ABC (Andalucía)

El caballo muerto

Ese caballo es el símbolo de esta España políticame­nte muerta de miedo que tiene a cada español haciéndose el muerto ante cualquier peligro

- IGNACIO RUIZ-QUINTANO

EN otoño vino mi hijo de vacaciones con una amiga inglesa que lo único que quería ver en España era una corrida de toros. Había una de Morante en Arenas de San Pedro, y allá fuimos. Al pasar por Candeleda, recordé que allí veraneó John Major, pero a la inglesa se le hacía lejano aquel señor que a mí me caía bien porque resumió el Régimen nuestro:

—Un político de consenso es alguien que hace algo que no cree que sea correcto porque eso mantiene a la gente callada cuando lo hace. Benditos ingleses, que tratan a sus políticos como al servicio, gracias a lo cual son algo que los españoles nunca fuimos: libres. El caso es que mi inglesa lo pasó bomba en los toros, y lo mejor de aquella tarde para ella no fueron los pingüis de Morante, sino un caballo muerto que no estaba muerto, pero que se hacía el muerto como sólo saben hacer los caballos resabiados para defenderse del toro. Ese caballo es el símbolo de esta España políticame­nte muerta de miedo que tiene a cada español haciéndose el muerto ante cualquier peligro.

Gautier descubrió en los caballos muertos de la corrida de toros el cadáver más patético del reino animal, impresión reforzada por las descripcio­nes de Gutiérrez Solana en el muro trasero del cementerio de Colmenar: «Unas cuantas carroñas y esqueletos de los caballos muertos en las corridas, hermanos de los esqueletos del cementerio. Hay muchas cabezas sueltas; la cavidad de los ojos muy negra, con muchos colmillos y dientes amarillos y de gran tamaño; las quijadas, muy abiertas, tienen una mueca de risa o de gran tristeza, de difunto que se queda con la cara muy larga y adormilada, de perpetuo holgazán...».
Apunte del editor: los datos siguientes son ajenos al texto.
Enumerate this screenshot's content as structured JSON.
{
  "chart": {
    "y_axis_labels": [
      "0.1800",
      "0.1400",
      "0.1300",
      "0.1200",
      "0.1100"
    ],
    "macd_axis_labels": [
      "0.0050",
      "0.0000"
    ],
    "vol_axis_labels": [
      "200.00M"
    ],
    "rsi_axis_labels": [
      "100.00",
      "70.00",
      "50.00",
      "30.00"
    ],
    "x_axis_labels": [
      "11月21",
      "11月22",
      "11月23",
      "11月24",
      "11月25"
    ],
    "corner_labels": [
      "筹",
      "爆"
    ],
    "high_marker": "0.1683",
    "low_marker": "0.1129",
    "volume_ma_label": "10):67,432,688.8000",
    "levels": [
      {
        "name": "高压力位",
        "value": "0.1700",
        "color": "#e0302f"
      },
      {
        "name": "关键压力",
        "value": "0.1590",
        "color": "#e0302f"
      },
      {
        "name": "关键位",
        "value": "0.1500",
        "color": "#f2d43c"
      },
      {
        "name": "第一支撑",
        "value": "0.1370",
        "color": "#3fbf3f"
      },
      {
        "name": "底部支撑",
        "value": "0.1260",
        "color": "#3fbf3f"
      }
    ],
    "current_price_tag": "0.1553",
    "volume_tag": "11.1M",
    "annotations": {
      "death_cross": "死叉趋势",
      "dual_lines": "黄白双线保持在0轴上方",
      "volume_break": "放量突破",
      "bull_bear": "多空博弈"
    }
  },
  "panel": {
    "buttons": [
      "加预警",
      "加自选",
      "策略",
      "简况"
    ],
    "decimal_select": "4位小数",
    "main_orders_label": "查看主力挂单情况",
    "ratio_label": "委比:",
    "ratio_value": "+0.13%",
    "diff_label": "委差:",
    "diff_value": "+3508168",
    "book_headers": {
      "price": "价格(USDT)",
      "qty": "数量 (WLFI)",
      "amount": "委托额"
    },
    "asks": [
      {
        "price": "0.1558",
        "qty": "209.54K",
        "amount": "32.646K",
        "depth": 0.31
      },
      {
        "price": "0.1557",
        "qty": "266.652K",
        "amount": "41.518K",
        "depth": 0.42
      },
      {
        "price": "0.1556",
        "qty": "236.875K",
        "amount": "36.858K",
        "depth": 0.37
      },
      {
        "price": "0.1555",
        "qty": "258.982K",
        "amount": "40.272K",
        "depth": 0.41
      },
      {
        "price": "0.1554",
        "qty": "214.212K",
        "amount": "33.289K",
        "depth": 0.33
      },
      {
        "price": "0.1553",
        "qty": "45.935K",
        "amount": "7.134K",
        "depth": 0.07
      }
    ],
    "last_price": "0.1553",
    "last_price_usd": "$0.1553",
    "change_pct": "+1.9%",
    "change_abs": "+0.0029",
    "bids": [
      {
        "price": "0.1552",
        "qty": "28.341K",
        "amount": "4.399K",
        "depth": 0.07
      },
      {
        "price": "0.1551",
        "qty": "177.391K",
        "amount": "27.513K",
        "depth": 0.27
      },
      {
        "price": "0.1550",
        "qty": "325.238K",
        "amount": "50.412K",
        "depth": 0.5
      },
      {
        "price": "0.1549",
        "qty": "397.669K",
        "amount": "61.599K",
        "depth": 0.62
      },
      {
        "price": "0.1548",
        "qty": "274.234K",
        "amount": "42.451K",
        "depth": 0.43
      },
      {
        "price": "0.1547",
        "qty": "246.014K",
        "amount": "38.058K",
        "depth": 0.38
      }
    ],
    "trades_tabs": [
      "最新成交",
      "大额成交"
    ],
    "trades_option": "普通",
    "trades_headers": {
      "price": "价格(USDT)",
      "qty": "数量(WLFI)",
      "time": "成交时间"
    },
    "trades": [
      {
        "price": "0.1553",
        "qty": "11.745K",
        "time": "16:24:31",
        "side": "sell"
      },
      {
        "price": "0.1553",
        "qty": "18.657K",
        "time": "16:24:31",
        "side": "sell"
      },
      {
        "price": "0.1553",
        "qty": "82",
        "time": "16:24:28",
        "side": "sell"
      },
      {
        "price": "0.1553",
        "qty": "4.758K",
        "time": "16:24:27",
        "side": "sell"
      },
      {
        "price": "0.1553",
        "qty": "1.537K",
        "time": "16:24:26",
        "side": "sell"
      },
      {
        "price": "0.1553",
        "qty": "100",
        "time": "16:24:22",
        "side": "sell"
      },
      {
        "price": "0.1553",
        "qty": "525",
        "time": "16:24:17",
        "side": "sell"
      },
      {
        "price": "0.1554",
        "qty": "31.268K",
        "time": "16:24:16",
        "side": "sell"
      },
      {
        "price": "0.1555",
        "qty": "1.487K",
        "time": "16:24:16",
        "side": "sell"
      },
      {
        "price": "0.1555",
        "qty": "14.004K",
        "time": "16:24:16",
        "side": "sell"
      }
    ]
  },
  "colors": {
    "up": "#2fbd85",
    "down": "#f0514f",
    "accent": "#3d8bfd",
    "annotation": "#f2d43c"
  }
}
—Todas nuestras acciones diarias tienen un impacto en el Planeta –salmodia la TV en el Día Mundial del Medio Ambiente–. Desde comer una hamburgues­a hasta coger un avión, pasando por poner una lavadora.

Nuestra única salvación, pues, será hacernos los muertos como el caballo de Arenas de San Pedro, echados en el sofá como los caballos de Colmenar.

—¿Qué opina usted, doctor, acerca del clima de Madrid? –preguntaro­n un día al doctor Gustavo Pittaluga, sabio florentino afincado en Madrid, depurado en la República por la energuméni­ca Federica Montseny, y en el franquismo, por el energuméni­co (rama mística) Sainz Rodríguez, muriendo en Cuba.

—El clima de Madrid, el clima de Madrid…. –contestó el doctor– ¡Ah! Magnífico, señores, magnífico… Para los supervivie­ntes.

Fue el anticipo científico del castizo «Madrid, en agosto y con dinero, Baden Baden» del marqués de la Valdavia, cuando la gente bien de Madrid veraneaba en San Sebastián, que ahora veranea en Mazarrón con ese centrismo ancilar que ameniza la sobremesa con bufonadas contra la admirable monarquía británica, comprendid­a por un jurista que se perdió (murió en el 77) esta época de liberalios ‘camilones’ que cortejan a Feijóo como a un príncipe Carlos:

—La monarquía inglesa es indiscutid­a porque no es soberana. Un soberano ‘hors de concours’ es un soberano ‘honoris causa’.